Immune checkpoint inhibitor treatment does not impair ovarian or endocrine function in a mouse model of triple negative breast cancer.

Background: Representing 15-20% of all breast cancer cases, triple negative breast cancer (TNBC) is diagnosed more frequently in reproductive-age women and exhibits higher rates of disease metastasis and recurrence when compared with other subtypes. Few targeted treatments exist for TNBC, and many patients experience infertility and endocrine disruption as a result of frontline chemotherapy treatment. While they are a promising option for less toxic therapeutic approaches, little is known about the effects of immune checkpoint inhibitors on reproductive and endocrine function.
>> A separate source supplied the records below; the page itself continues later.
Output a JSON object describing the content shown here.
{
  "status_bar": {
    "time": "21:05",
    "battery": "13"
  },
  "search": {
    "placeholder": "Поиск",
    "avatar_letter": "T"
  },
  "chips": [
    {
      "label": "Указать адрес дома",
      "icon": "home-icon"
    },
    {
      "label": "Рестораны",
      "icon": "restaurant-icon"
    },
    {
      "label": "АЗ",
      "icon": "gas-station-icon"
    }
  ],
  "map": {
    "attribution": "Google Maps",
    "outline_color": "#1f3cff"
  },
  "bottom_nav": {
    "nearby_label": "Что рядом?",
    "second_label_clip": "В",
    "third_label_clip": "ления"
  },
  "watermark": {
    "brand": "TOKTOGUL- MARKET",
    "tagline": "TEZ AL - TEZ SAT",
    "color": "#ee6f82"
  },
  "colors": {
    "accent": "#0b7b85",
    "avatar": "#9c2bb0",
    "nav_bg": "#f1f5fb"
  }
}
Results: Our findings in a syngeneic TNBC mouse model revealed that therapeutically relevant immunotherapies targeting PD-1, LAG-3, and TIM-3 had no effect on the quality and abundance of ovarian follicles, estrus cyclicity, or hormonal homeostasis. Similarly, in a tumor-free mouse model, we found that ovarian architecture, follicle abundance, estrus cyclicity, and ovulatory efficiency remain unchanged by PD-1 blockade. Conclusions: Taken together, our results suggest that immunotherapy may be a promising component of fertility-sparing therapeutic regimens for patients that wish to retain ovarian and endocrine function after cancer treatment.